Hao840 / OFAKD

PyTorch code and checkpoints release for OFA-KD: https://arxiv.org/abs/2310.19444
90 stars 13 forks source link

Can you provide the distilled models? #2

Closed liguopeng0923 closed 10 months ago

liguopeng0923 commented 11 months ago

Hi @Hao840 ,

Can you provide the distilled models? These are important for reproducing your paper.

Hao840 commented 10 months ago

hi, please give me some details about the experiment that you are reproducing.

liguopeng0923 commented 10 months ago

Thanks for your reply.

  1. I reproduced the experiment of deit-tiny as teacher and resnet18 as student. But it needs more than 100 hours on 4 V100 GPUs, which hinders direct reproduction.
  2. I try to give resnet18 a pretrained weight, but the loss is nan in some epochs.
  3. Totally, it is difficult to reproduce your paper. I hope you can provide some checkpoints that have been distilled for my evaluation.
Hao840 commented 10 months ago

hi @liguopeng0923,

I have uploaded the trained resnet18 student model and corresponding log here, where a DeiT-T model is adopted as the teacher model.

(Sorry for that I fail in retrieving the original checkpoint achieved the reported performance in the paper, which is 71.34%. So I can only provide the one achieved a top-1 accuracy of 71.26% for evaluation.)

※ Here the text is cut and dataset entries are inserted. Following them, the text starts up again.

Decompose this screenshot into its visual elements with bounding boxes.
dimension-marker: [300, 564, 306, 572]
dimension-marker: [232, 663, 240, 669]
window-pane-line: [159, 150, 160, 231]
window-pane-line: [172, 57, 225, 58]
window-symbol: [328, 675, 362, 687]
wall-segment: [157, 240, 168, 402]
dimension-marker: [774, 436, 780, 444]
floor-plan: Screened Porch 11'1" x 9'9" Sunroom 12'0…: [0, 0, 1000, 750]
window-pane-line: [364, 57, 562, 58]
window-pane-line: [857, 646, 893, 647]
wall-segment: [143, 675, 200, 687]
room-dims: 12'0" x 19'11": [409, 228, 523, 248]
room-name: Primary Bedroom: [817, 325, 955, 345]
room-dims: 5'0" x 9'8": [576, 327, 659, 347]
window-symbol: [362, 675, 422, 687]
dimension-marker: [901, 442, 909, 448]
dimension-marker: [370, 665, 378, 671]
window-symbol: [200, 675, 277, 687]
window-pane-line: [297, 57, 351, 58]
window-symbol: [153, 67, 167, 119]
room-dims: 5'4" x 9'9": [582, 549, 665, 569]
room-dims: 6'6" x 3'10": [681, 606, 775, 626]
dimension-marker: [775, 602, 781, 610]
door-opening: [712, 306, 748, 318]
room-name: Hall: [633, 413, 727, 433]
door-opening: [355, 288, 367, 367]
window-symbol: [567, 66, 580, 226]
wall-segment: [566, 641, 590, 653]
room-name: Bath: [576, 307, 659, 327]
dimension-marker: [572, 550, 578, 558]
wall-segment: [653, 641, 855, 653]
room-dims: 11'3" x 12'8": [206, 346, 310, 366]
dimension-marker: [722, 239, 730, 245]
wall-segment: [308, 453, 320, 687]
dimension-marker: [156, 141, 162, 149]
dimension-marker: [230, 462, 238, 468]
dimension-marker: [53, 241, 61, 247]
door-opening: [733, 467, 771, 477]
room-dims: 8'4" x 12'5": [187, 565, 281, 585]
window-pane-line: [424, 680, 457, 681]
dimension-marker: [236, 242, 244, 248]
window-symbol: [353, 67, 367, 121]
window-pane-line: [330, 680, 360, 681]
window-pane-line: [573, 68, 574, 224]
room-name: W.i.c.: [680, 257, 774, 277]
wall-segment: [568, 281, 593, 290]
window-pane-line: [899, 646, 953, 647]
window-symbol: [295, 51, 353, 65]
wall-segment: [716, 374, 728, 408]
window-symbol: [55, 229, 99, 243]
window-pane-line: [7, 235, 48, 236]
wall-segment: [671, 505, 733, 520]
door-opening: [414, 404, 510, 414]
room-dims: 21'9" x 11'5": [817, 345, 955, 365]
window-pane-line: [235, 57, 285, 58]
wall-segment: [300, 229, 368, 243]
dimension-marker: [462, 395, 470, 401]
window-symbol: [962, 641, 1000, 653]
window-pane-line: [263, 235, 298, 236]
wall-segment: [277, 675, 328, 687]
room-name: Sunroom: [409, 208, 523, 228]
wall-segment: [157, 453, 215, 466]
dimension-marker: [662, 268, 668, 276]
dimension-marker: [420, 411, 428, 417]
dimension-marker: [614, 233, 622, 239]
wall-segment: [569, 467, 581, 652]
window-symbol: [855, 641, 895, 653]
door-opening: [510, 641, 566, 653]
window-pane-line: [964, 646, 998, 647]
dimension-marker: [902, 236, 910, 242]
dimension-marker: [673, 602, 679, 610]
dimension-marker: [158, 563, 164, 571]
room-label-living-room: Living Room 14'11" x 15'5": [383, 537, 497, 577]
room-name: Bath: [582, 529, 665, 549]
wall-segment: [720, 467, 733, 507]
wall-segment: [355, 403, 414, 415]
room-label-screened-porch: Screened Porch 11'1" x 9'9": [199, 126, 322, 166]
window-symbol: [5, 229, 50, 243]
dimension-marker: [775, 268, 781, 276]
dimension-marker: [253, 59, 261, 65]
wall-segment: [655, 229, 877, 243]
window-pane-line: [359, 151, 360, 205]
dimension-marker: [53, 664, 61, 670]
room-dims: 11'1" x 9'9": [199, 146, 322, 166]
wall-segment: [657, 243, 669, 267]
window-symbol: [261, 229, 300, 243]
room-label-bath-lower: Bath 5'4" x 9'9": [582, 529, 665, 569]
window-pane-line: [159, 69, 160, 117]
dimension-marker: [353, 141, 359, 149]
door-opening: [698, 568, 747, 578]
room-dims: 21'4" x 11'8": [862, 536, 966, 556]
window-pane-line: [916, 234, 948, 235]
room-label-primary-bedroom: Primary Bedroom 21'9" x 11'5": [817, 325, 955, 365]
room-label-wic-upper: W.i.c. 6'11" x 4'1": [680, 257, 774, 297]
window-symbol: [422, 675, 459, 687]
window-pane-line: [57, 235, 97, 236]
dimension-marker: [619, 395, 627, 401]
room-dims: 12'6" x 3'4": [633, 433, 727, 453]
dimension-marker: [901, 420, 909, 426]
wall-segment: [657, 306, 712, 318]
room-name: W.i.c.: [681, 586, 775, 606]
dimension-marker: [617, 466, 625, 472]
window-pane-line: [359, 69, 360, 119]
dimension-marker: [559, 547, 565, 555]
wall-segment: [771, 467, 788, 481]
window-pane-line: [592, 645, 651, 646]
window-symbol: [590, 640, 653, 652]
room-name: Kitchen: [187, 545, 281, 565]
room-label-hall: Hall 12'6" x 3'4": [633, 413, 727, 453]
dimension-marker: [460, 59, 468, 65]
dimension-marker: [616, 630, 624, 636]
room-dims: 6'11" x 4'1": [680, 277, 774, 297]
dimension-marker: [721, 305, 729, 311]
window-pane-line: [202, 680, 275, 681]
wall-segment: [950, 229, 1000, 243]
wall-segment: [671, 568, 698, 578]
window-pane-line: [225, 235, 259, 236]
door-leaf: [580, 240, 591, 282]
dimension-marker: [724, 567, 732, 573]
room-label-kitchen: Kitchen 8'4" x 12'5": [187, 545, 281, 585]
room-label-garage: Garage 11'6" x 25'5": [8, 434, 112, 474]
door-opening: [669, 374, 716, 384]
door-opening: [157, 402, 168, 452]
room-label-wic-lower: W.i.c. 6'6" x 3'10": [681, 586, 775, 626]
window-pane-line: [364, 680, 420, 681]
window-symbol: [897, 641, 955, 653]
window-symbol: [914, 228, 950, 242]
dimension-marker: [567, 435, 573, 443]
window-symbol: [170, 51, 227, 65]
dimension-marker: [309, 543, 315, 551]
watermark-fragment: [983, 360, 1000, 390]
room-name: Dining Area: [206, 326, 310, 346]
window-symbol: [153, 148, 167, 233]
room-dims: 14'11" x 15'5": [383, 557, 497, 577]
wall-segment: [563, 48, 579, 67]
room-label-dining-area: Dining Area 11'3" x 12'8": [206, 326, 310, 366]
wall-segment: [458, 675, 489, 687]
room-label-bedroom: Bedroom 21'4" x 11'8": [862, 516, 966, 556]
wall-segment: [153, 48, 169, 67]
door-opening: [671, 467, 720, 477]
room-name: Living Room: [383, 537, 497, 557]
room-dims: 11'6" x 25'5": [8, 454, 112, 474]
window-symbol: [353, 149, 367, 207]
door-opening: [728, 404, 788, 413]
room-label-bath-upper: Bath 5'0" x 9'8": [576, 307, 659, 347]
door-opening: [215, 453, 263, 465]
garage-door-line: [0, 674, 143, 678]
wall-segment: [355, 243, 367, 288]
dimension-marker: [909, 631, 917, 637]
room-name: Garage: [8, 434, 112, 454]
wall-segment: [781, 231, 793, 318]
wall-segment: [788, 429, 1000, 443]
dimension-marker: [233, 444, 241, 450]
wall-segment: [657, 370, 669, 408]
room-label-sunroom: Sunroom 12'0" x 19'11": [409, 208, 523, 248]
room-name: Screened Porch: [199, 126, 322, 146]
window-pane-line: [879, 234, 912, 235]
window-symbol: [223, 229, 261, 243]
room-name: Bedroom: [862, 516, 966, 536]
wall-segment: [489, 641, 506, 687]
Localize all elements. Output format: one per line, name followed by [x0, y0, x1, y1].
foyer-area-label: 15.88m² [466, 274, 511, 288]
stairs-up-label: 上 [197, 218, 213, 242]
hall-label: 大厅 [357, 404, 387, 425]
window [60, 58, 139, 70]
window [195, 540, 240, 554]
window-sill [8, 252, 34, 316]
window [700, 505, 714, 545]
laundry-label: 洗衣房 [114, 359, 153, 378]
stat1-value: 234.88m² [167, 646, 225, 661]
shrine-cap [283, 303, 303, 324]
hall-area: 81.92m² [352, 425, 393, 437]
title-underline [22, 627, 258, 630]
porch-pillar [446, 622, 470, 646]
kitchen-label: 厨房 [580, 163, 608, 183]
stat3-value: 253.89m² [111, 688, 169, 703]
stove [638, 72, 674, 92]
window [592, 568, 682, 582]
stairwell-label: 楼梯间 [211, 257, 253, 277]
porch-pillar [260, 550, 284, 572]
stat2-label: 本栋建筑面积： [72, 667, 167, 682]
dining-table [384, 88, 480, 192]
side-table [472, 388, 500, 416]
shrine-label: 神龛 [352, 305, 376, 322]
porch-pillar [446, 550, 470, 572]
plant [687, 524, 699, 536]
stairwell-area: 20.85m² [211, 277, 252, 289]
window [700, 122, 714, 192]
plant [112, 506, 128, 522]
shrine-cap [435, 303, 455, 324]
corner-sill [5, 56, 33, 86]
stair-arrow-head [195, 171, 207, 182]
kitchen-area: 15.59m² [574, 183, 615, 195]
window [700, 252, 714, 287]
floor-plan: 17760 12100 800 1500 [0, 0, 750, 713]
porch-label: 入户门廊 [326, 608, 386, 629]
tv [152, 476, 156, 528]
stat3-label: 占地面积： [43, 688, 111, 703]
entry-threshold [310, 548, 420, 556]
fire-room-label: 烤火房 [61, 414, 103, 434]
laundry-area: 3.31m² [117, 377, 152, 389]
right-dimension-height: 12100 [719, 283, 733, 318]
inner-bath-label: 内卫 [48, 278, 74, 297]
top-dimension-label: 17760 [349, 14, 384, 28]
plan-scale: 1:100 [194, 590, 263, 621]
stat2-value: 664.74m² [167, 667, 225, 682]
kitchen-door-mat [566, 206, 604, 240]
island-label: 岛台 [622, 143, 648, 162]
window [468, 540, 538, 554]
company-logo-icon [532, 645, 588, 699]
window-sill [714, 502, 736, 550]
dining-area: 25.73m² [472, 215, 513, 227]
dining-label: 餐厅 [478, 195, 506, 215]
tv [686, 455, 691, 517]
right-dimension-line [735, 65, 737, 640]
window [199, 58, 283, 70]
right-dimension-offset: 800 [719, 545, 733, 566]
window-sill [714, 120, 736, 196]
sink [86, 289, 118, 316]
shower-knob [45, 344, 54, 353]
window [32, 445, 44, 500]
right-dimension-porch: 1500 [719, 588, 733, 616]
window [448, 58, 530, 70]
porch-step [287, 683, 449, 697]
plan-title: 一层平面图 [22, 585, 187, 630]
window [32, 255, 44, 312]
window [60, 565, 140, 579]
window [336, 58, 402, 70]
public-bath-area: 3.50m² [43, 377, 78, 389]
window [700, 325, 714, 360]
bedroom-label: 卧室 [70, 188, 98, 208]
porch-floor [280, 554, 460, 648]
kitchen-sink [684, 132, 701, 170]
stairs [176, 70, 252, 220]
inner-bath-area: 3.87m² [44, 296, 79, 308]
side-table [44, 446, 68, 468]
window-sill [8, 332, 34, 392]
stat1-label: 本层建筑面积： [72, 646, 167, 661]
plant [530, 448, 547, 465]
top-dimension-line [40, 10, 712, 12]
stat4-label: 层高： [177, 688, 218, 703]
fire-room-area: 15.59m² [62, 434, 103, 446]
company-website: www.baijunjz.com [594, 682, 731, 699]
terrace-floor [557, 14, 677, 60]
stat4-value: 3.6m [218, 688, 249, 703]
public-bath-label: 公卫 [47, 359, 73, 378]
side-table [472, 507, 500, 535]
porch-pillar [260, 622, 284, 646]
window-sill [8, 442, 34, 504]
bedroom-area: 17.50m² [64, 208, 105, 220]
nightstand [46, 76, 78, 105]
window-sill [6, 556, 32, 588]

liguopeng0923 commented 10 months ago

Thanks very much! But will you be releasing other distilled models? and the other trained models from scratch? They are also important for fair comparisons.

Hao840 commented 10 months ago

Disclosure of assets from company computers (where all the experimental results are stored) requires a complex process, so I'm sorry we have no plan to release more trained models currently.